1936 Ford Billy’s Truck Rat-Rod…
Il n’en peut plus, Karim’B…, c’est au dessus de ses forces, de sa mansuétude, de sa bonne humeur, de sa patience….
Je sais, depuis des années que je le fréquente, lire dans son visage les stigmates de la consternation que d’autres prennent pour les signes précurseurs d’une intense réflexion.
Karim’B est une forte personnalité, entière, fière, libérée…, il est d’un naturel festif et travailleur, de plus en plus festif et donc maintenant ponctuellement travailleur, quand son niveau de vie commence à branler douloureusement.
Plus jeune, Karim’B ne faisait pas dans la dentelle, la demi-mesure, les atermoiements, les questionnements alambiqués, il savait dire “Merde” à qui de droit.
Je me souviens l’avoir entendu demander à amateur de Mustang’s dont le discours d’acheteur perfide était une vraie purge… si ce dernier n’était pas parent avec un dénommé “Casse-couilles”…
Plus jeune, Karim’B avait l’expéditif aisé puisqu’on son oxygène ne supportait ni miasme ni compression…, parfois un coup de boule aussi, quand le chieur de service se faisait long à comprendre son inutilité.
Deux bras épais sur une carcasse brute de déménageur brutal lui permettaient quelques audaces bien senties…, ce n’était jamais dans l’excès, toujours dans la mesure et à bon escient…
Voilà donc une dizaine de jours que, par suite d’une incompréhension dont nous ne mesurions pas encore les conséquences, lui et moi nous sommes retrouvés invités par de fort sympathiques personnes d’un club de Hot-Rodders.
Je ne rentrerai pas dans des détails, somme toute inutiles et rébarbatifs, mais je dirai que la compagnie des Hot-Rodders est toujours un plaisir aléatoire….
Et nous voilà donc, invités par nos hôtes autour d’un “barbeuc” géant auquel étaient conviés d’autres gens forts élégants, fort aisés, fort parvenus, fort compassionnels, forts uvéÏfiés, fort charmants…
La pelouse était d’un vert flamboyant, le champagne de Reims, la maîtresse de maison de Rodez, le chien de Papouasie, le vin de Bordeaux et la recette des petits fours de “Tâââânte Paule”.
Il n’en pouvait plus, Karim’B, de se faire chier à cent euros de l’heure.
Il hochait la tête à tous ceux qui le sollicitaient, souriait à ceux qui tentaient d’ouvrir un dialogue, participait aux émerveillements les plus naïfs, s’enthousiasmait pour les banalités les plus creuses.
Toute sa personne jouait un rôle, de vraie composition…
De mon coté, je m’apitoyais des navrances culinaires de “Tâââânte Paule” qui m’étaient offertes par une nana gothique à l’oeil torve, au sourire chevalin mais dont la gentillesse était une réalité.

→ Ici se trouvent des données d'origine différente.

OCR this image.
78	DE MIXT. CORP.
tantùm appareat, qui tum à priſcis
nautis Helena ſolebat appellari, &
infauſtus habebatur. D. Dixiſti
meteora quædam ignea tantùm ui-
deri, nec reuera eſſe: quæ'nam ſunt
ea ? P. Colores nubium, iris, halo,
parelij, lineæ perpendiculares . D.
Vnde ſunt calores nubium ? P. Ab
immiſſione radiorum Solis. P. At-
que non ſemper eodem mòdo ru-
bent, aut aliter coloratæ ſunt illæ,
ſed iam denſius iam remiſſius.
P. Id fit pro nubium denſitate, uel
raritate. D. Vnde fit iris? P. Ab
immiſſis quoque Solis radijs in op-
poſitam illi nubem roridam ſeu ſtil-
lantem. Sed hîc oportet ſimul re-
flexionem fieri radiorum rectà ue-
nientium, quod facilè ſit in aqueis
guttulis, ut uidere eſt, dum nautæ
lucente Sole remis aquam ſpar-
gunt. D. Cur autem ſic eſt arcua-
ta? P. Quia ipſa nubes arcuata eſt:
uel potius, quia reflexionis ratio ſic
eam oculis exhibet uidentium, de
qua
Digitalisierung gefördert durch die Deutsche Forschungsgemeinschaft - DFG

Je me suis même proposé d’aller aider les hommes, les vrais, qui étaient désignés au grill puisque, selon la maîtresse de maison, c’était “un travail d’hooooooommes”…
Généralement, je fuis ce genre de bazar comme d’autres fuient la peste…., ne voulant pas qu’à mon contact, quelques ailes saugrenues poussent dans le dos de mes détracteurs habituels… et que dans un cri jubilatoire et libératoire, toute cette joyeuse assemblée se mette à discutailler de mes anciens magazines….

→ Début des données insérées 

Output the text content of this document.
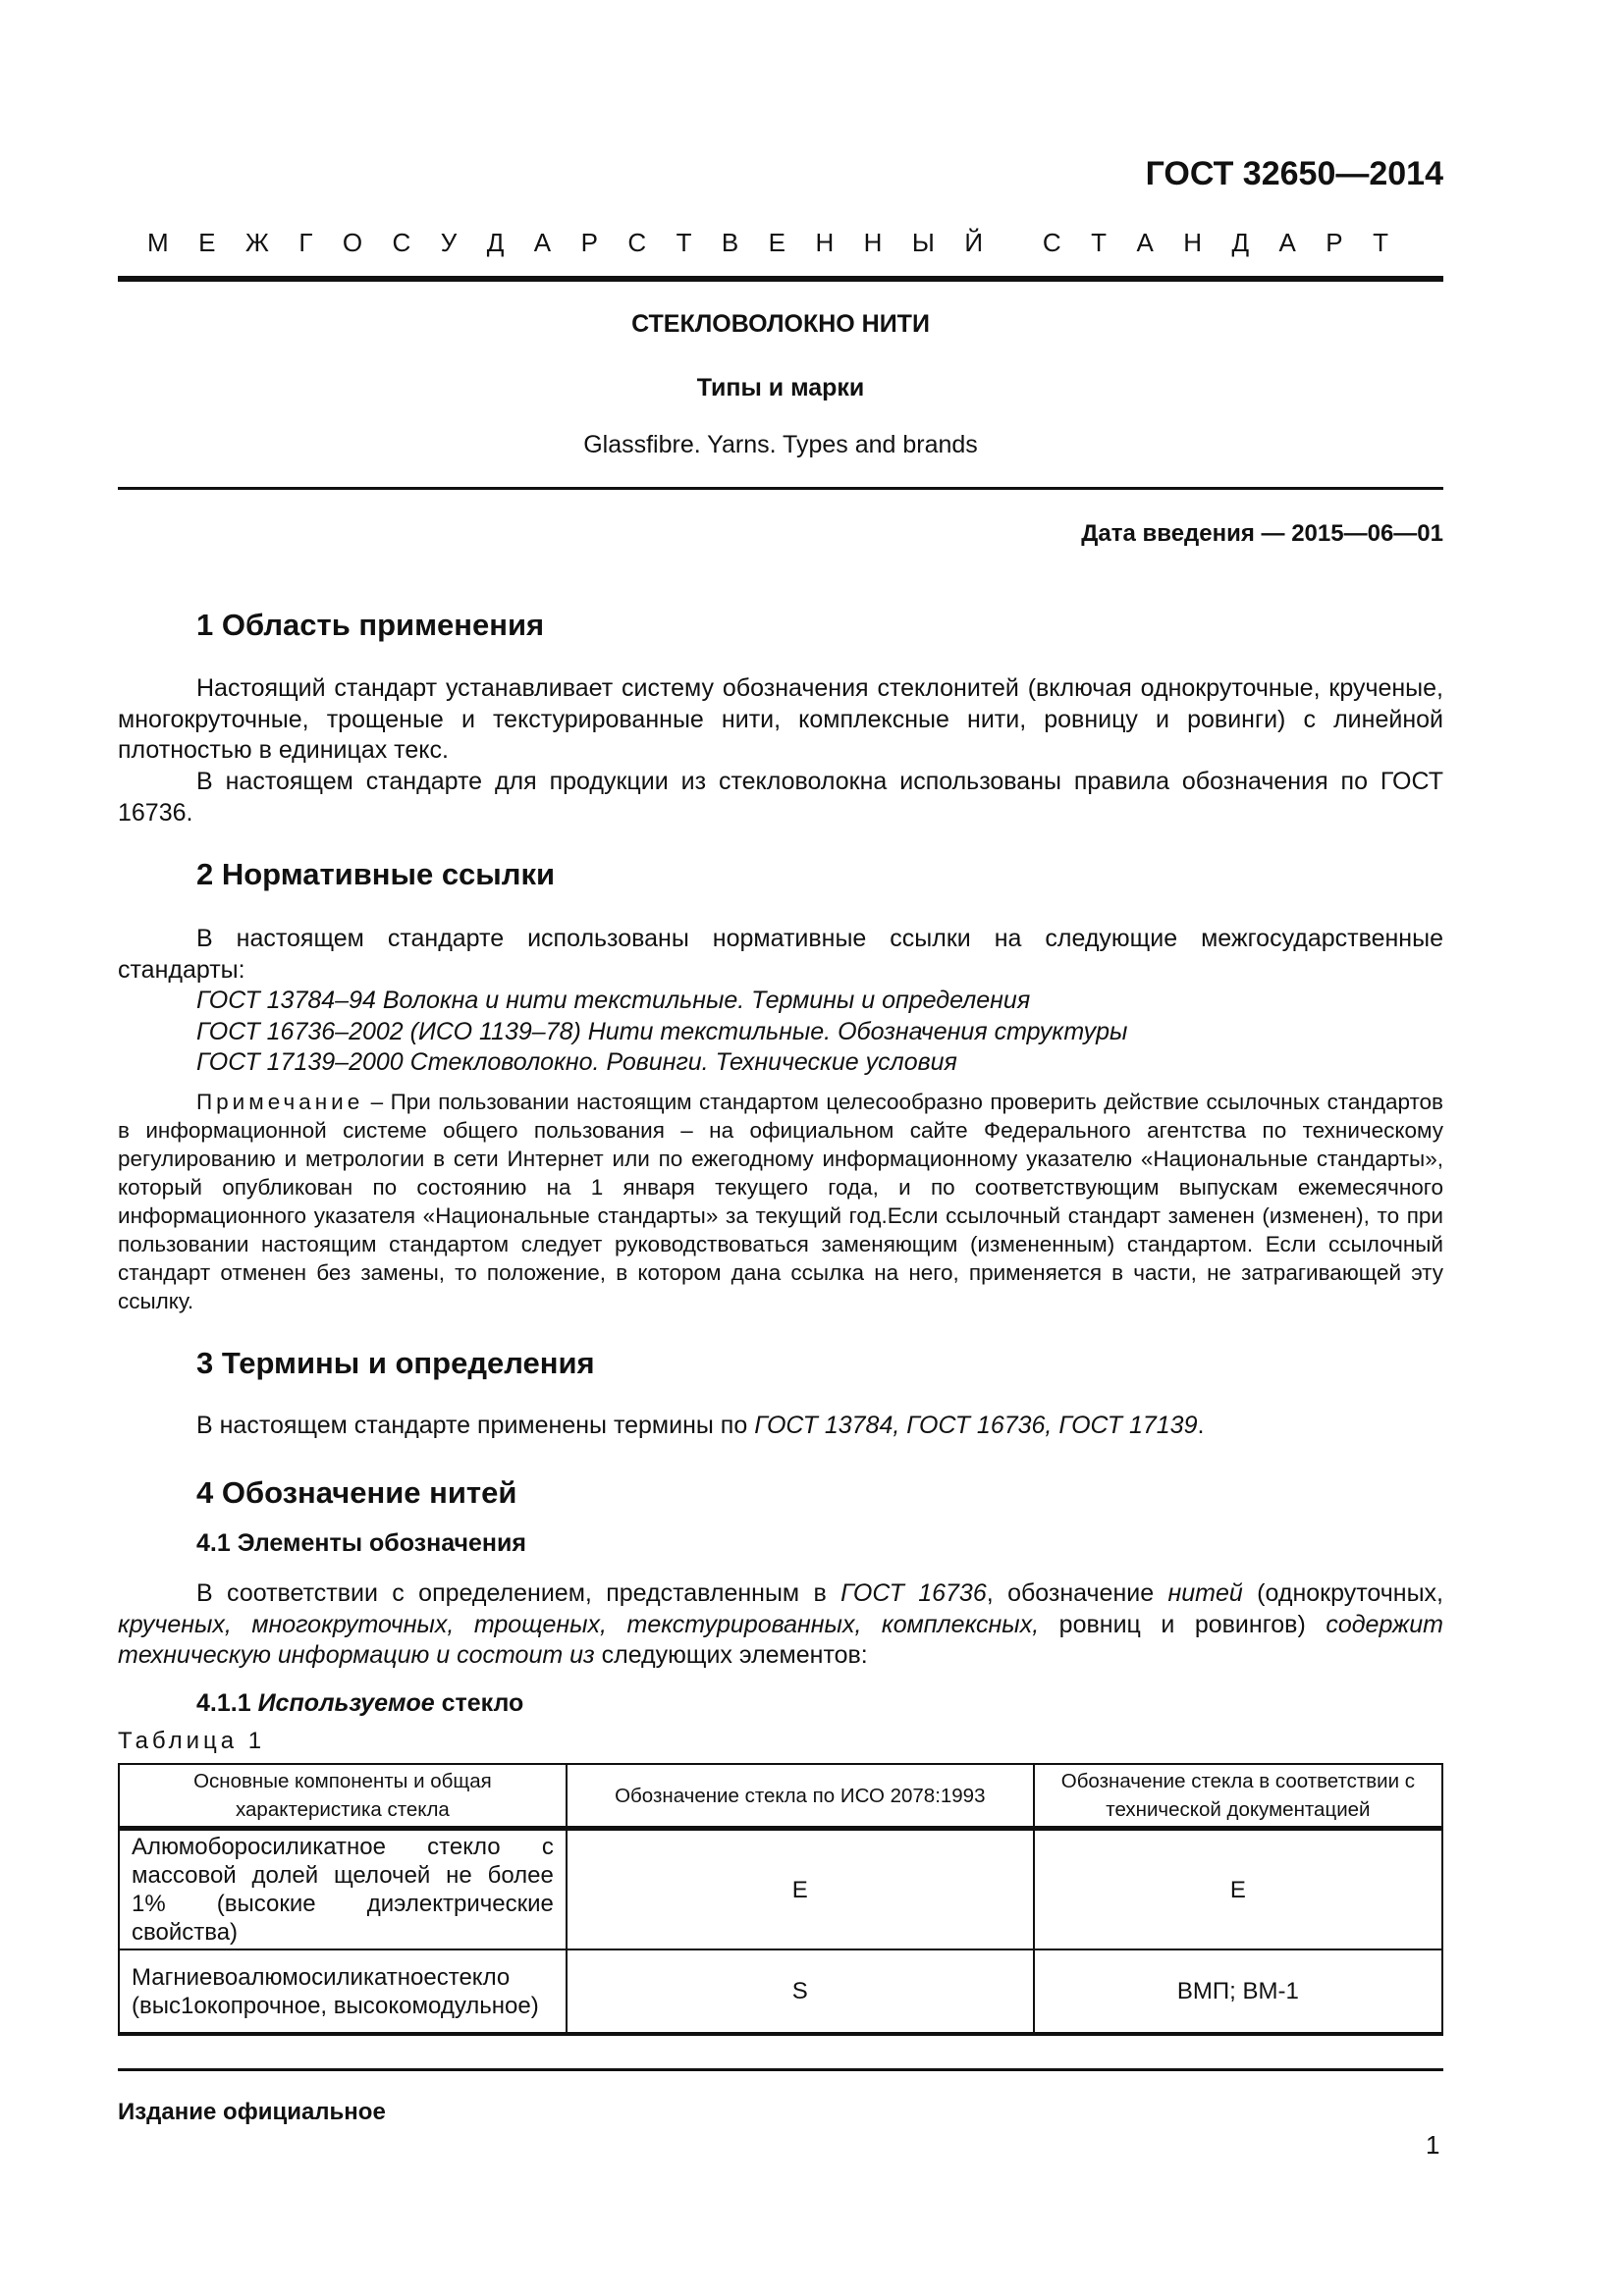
ГОСТ 32650—2014
М Е Ж Г О С У Д А Р С Т В Е Н Н Ы Й С Т А Н Д А Р Т
СТЕКЛОВОЛОКНО НИТИ
Типы и марки
Glassfibre. Yarns. Types and brands
Дата введения — 2015—06—01
1 Область применения
Настоящий стандарт устанавливает систему обозначения стеклонитей (включая однокруточные, крученые, многокруточные, трощеные и текстурированные нити, комплексные нити, ровницу и ровинги) с линейной плотностью в единицах текс.
В настоящем стандарте для продукции из стекловолокна использованы правила обозначения по ГОСТ 16736.
2 Нормативные ссылки
В настоящем стандарте использованы нормативные ссылки на следующие межгосударственные стандарты:
ГОСТ 13784–94 Волокна и нити текстильные. Термины и определения
ГОСТ 16736–2002 (ИСО 1139–78) Нити текстильные. Обозначения структуры
ГОСТ 17139–2000 Стекловолокно. Ровинги. Технические условия
Примечание – При пользовании настоящим стандартом целесообразно проверить действие ссылочных стандартов в информационной системе общего пользования – на официальном сайте Федерального агентства по техническому регулированию и метрологии в сети Интернет или по ежегодному информационному указателю «Национальные стандарты», который опубликован по состоянию на 1 января текущего года, и по соответствующим выпускам ежемесячного информационного указателя «Национальные стандарты» за текущий год.Если ссылочный стандарт заменен (изменен), то при пользовании настоящим стандартом следует руководствоваться заменяющим (измененным) стандартом. Если ссылочный стандарт отменен без замены, то положение, в котором дана ссылка на него, применяется в части, не затрагивающей эту ссылку.
3 Термины и определения
В настоящем стандарте применены термины по ГОСТ 13784, ГОСТ 16736, ГОСТ 17139.
4 Обозначение нитей
4.1 Элементы обозначения
В соответствии с определением, представленным в ГОСТ 16736, обозначение нитей (однокруточных, крученых, многокруточных, трощеных, текстурированных, комплексных, ровниц и ровингов) содержит техническую информацию и состоит из следующих элементов:
4.1.1 Используемое стекло
Таблица 1
Основные компоненты и общая характеристика стекла	Обозначение стекла по ИСО 2078:1993	Обозначение стекла в соответствии с технической документацией
Алюмоборосиликатное стекло с массовой долей щелочей не более 1% (высокие диэлектрические свойства)	E	E
Магниевоалюмосиликатноестекло (выс1окопрочное, высокомодульное)	S	ВМП; ВМ-1
Издание официальное
1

Donc je me coulais là dans une bonne humeur feinte, je papotais de ci, je mignardisais de là.
Je complimentais sur les Hot-Rods présents, je m’extasiais sur la réelle beauté d’une Peugeot 203 au cul relevé, je sacralisais Nitro ni trop PowerGlide, je m’employais à contre courant, je sortais mes vannes, je papillonnais dans la meute, taquinant le Bordeaux.
Les vins boisés m’excitent… et un geste malheureux, une parole sournoise, une approximation inattendue peuvent alors développer en moi ce sens inné de la parabole intempestive, de la parole définitive…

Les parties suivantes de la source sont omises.